El hombre nos miró con ojos inquisidores y penetrantes.

—Perdone usted, señorita —replicó en tono algo brusco—, pero tiene que darme su palabra de que ninguno de sus compañeros pertenece a la policía.

—Le doy a usted mi palabra —fue la respuesta.

El hombre silbó fuertemente, y en el acto se acercó un muchacho conduciendo un cupé cuya portezuela abrió. El hombre subió al pescante y nosotros entramos al vehículo. No acabábamos de sentarnos cuando el cochero azotó los caballos, que partieron con furioso trote por las nubladas calles.

Era curiosa nuestra situación. Nos encaminábamos hacia un lugar desconocido, con un objeto también desconocido, pero si la invitación que nos había hecho no era una completa burla —hipótesis inconcebible— podíamos esperar, con fundamento, que nuestra excursión tuviera importantes resultados. La actitud de la señorita Morstan era tan resuelta y tranquila como siempre. Yo traté de distraerla contándole algunas de mis aventuras en Afganistán; pero, si he de decir la verdad, me sentía tan excitado por nuestra situación y tenía tal curiosidad por conocer el lugar adonde íbamos, que apenas podía coordinar mi relato. Al principio tenía alguna idea de la dirección que llevábamos, pero la rapidez de la marcha, la niebla, y mis limitados conocimientos de Londres, me hicieron perder luego toda orientación; sólo me di cuenta de que nos dirigíamos a algún punto muy distante. Pero Sherlock Holmes jamás se desorientó. A medida que el cupé iba cruzando plazas y pasando por tortuosas calles, él mencionaba entre dientes el nombre de cada paraje.

—Rochester Row —dijo—. Ahora Vincent Square. Ahora bajamos por Vauxhall Bridge Road. Al parecer nos dirigimos hacia el lado de Surrey. Sí, ya me lo imaginaba. Ahora estamos sobre el puente.
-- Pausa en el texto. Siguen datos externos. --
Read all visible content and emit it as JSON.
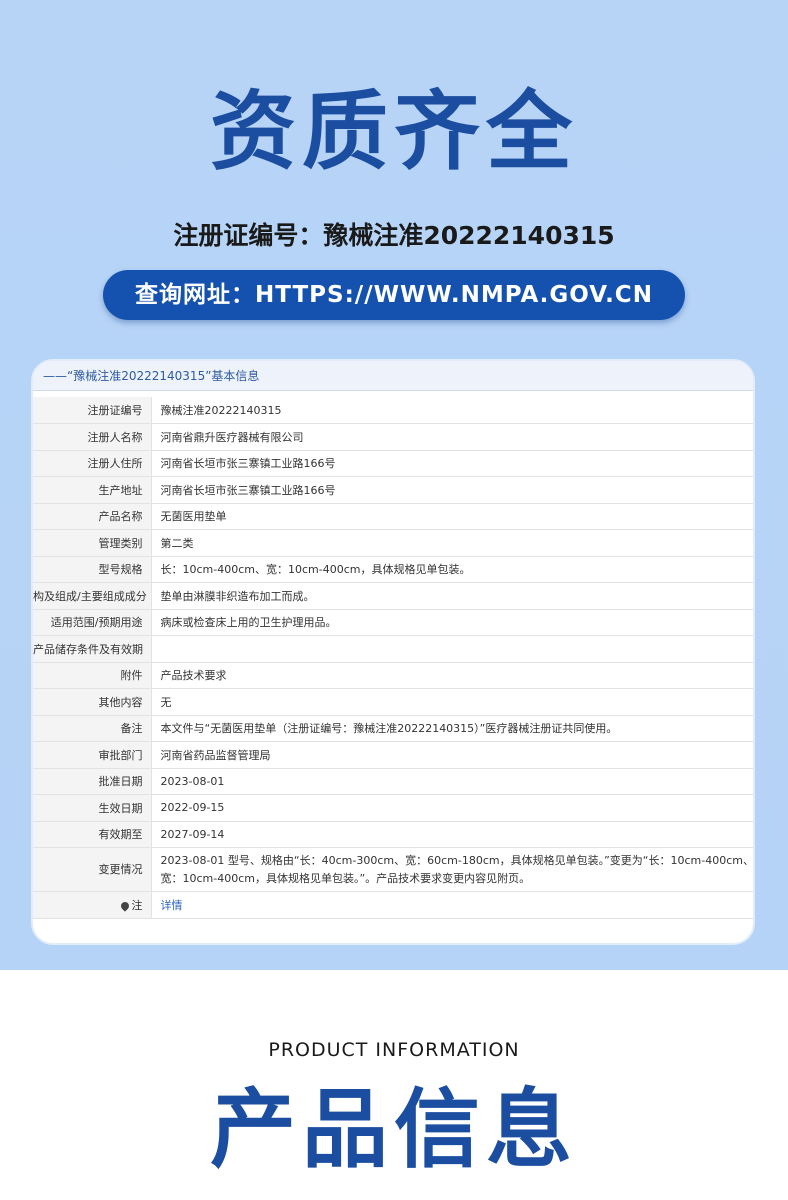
{
  "hero": {
    "title": "资质齐全",
    "registration": "注册证编号：豫械注准20222140315",
    "url_label": "查询网址：HTTPS://WWW.NMPA.GOV.CN"
  },
  "card": {
    "header": "——“豫械注准20222140315”基本信息",
    "rows": [
      {
        "key": "注册证编号",
        "value": "豫械注准20222140315"
      },
      {
        "key": "注册人名称",
        "value": "河南省鼎升医疗器械有限公司"
      },
      {
        "key": "注册人住所",
        "value": "河南省长垣市张三寨镇工业路166号"
      },
      {
        "key": "生产地址",
        "value": "河南省长垣市张三寨镇工业路166号"
      },
      {
        "key": "产品名称",
        "value": "无菌医用垫单"
      },
      {
        "key": "管理类别",
        "value": "第二类"
      },
      {
        "key": "型号规格",
        "value": "长：10cm-400cm、宽：10cm-400cm，具体规格见单包装。"
      },
      {
        "key": "构及组成/主要组成成分",
        "value": "垫单由淋膜非织造布加工而成。"
      },
      {
        "key": "适用范围/预期用途",
        "value": "病床或检查床上用的卫生护理用品。"
      },
      {
        "key": "产品储存条件及有效期",
        "value": ""
      },
      {
        "key": "附件",
        "value": "产品技术要求"
      },
      {
        "key": "其他内容",
        "value": "无"
      },
      {
        "key": "备注",
        "value": "本文件与“无菌医用垫单（注册证编号：豫械注准20222140315）”医疗器械注册证共同使用。"
      },
      {
        "key": "审批部门",
        "value": "河南省药品监督管理局"
      },
      {
        "key": "批准日期",
        "value": "2023-08-01"
      },
      {
        "key": "生效日期",
        "value": "2022-09-15"
      },
      {
        "key": "有效期至",
        "value": "2027-09-14"
      },
      {
        "key": "变更情况",
        "value": "2023-08-01 型号、规格由“长：40cm-300cm、宽：60cm-180cm，具体规格见单包装。”变更为“长：10cm-400cm、宽：10cm-400cm，具体规格见单包装。”。产品技术要求变更内容见附页。"
      },
      {
        "key": "注",
        "value": "详情"
      }
    ]
  },
  "product": {
    "subtitle": "PRODUCT INFORMATION",
    "title": "产品信息"
  },
  "colors": {
    "background_top": "#b7d4f7",
    "brand_blue": "#1b4da0",
    "pill_blue": "#1552b0",
    "link_blue": "#2a62c9"
  }
}
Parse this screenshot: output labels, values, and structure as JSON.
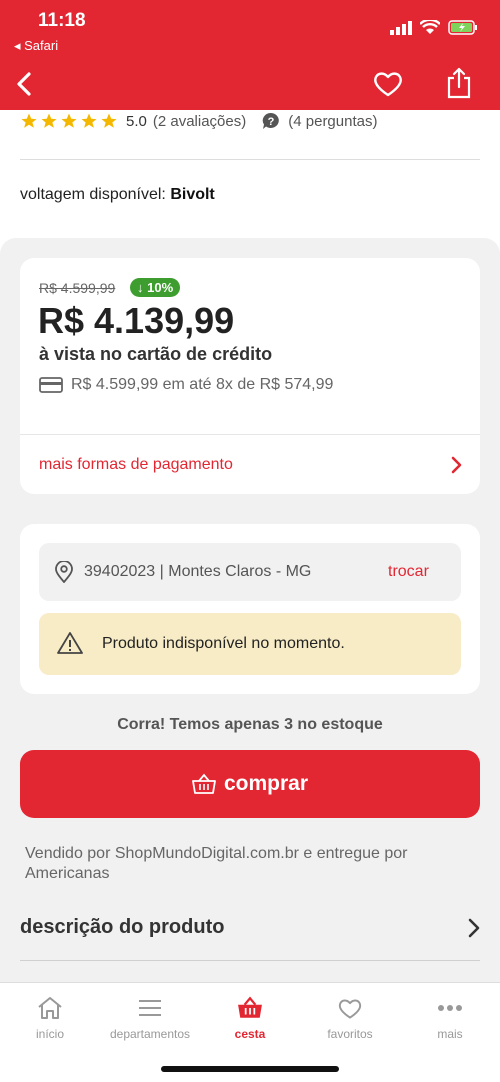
{
  "status": {
    "time": "11:18",
    "back_app": "◂ Safari"
  },
  "product": {
    "rating": "5.0",
    "reviews": "(2 avaliações)",
    "questions": "(4 perguntas)",
    "voltage_label": "voltagem disponível:",
    "voltage_value": "Bivolt"
  },
  "pricing": {
    "old_price": "R$ 4.599,99",
    "discount": "↓ 10%",
    "price": "R$ 4.139,99",
    "price_note": "à vista no cartão de crédito",
    "installments": "R$ 4.599,99 em até 8x de R$ 574,99",
    "more_payment": "mais formas de pagamento"
  },
  "shipping": {
    "cep": "39402023 | Montes Claros - MG",
    "change": "trocar",
    "unavailable": "Produto indisponível no momento."
  },
  "stock_note": "Corra! Temos apenas 3 no estoque",
  "buy_label": "comprar",
  "seller_note": "Vendido por ShopMundoDigital.com.br e entregue por Americanas",
  "description_label": "descrição do produto",
  "tabs": [
    {
      "label": "início",
      "icon": "home-icon"
    },
    {
      "label": "departamentos",
      "icon": "menu-icon"
    },
    {
      "label": "cesta",
      "icon": "basket-icon"
    },
    {
      "label": "favoritos",
      "icon": "heart-icon"
    },
    {
      "label": "mais",
      "icon": "more-icon"
    }
  ],
  "colors": {
    "brand_red": "#e22733",
    "discount_green": "#3d9e2f",
    "warning_bg": "#f8ecc6"
  }
}
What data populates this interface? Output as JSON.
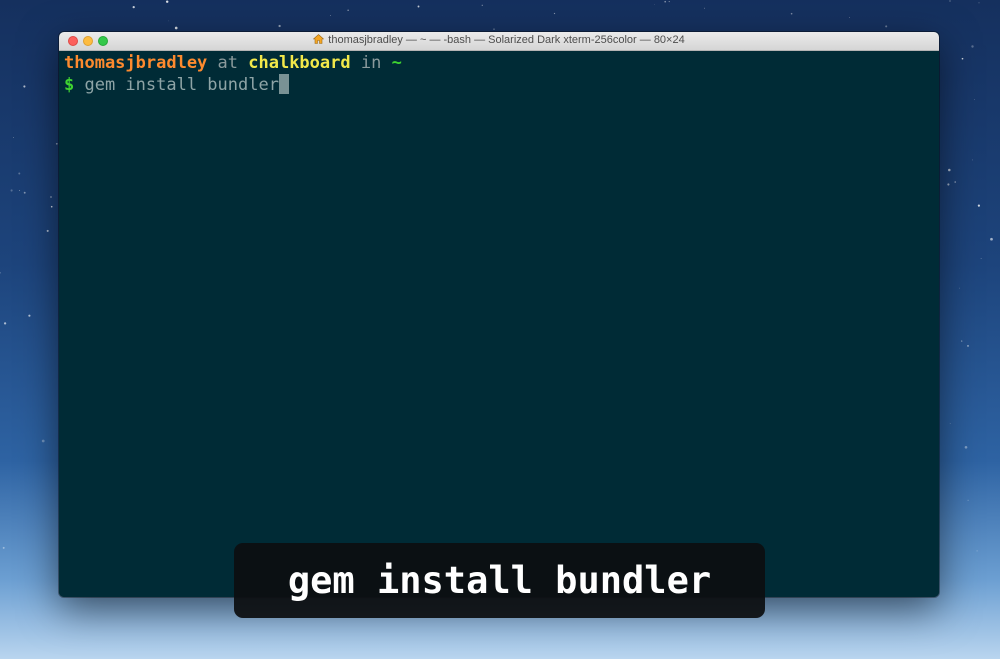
{
  "window": {
    "title": "thomasjbradley — ~ — -bash — Solarized Dark xterm-256color — 80×24",
    "title_icon": "home-icon"
  },
  "terminal": {
    "prompt_line": {
      "user": "thomasjbradley",
      "at_word": " at ",
      "host": "chalkboard",
      "in_word": " in ",
      "dir": "~"
    },
    "command_line": {
      "prompt_symbol": "$",
      "command": " gem install bundler"
    }
  },
  "caption": {
    "text": "gem install bundler"
  },
  "colors": {
    "terminal_bg": "#002b36",
    "user": "#fd8a2e",
    "host": "#f2e84a",
    "dir": "#3fd430",
    "text": "#8ea4a6"
  }
}
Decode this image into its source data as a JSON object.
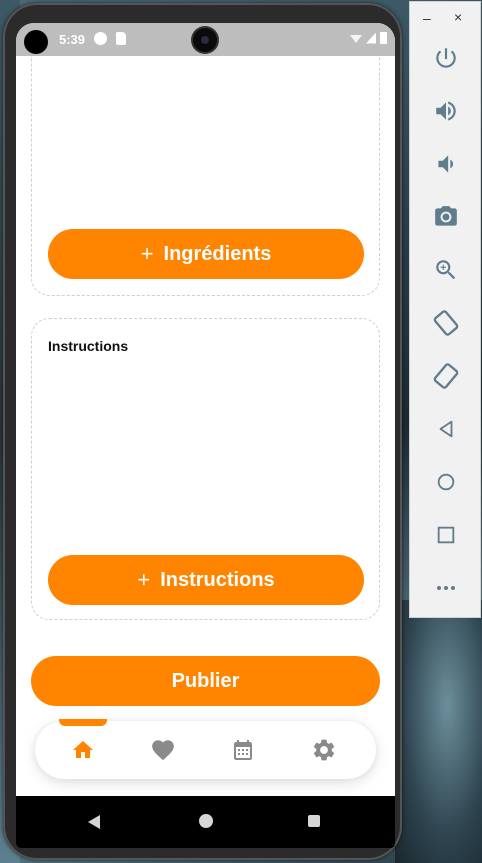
{
  "status_bar": {
    "time": "5:39"
  },
  "cards": {
    "ingredients_button_label": "Ingrédients",
    "instructions_title": "Instructions",
    "instructions_button_label": "Instructions"
  },
  "publish_label": "Publier",
  "bottom_nav": {
    "items": [
      {
        "icon": "home-icon",
        "active": true
      },
      {
        "icon": "heart-icon",
        "active": false
      },
      {
        "icon": "calendar-icon",
        "active": false
      },
      {
        "icon": "settings-icon",
        "active": false
      }
    ]
  },
  "emulator_toolbar": {
    "minimize": "–",
    "close": "×",
    "buttons": [
      "power-icon",
      "volume-up-icon",
      "volume-down-icon",
      "camera-icon",
      "zoom-icon",
      "rotate-left-icon",
      "rotate-right-icon",
      "back-icon",
      "home-icon",
      "overview-icon",
      "more-icon"
    ]
  },
  "colors": {
    "accent": "#ff8400",
    "nav_inactive": "#8a8a8a",
    "toolbar_icon": "#5f7d8d"
  }
}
Pueden ustedes mirar el río.

A nuestros ojos se asomó el imponente Támesis con sus aguas caudalosas y tranquilas, pero nuestro coche continuó su camino y pronto nos perdimos en un laberinto de callejuelas, cuyos nombres mi compañero seguía repitiendo de modo extraordinario.

—Nuestra misión no parece llevarnos a regiones muy elegantes.

En efecto, habíamos llegado a un barrio pobre. La oscuridad de las largas hileras de casas de ladrillo era sólo interrumpida de vez en cuando por el brillo de las tabernas que había en las esquinas. A estas casas de ladrillo siguió una larga fila de villas de dos pisos, cada una con un jardincillo enfrente y, luego, otra vez, nuevas e interminables hileras de edificios de ladrillo. Aquella colonia era uno más de los tentáculos que el gigantesco monstruo de Londres extendía hacia el campo. Por fin, el coche se detuvo ante una casa que parecía tan deshabitada y oscura como sus vecinas, salvo por una leve lucecilla que brillaba en una ventana. A nuestro llamado, sin embargo, la puerta fue instantáneamente abierta por un criado hindú vestido con un turbante amarillo, ropas blancas muy sueltas y una chaqueta también amarilla.

—El sahib los espera —dijo. En seguida oímos una voz aguda procedente de una habitación del interior.

—Hazlos pasar, khitmutgar —gritó—. Tráelos directamente acá.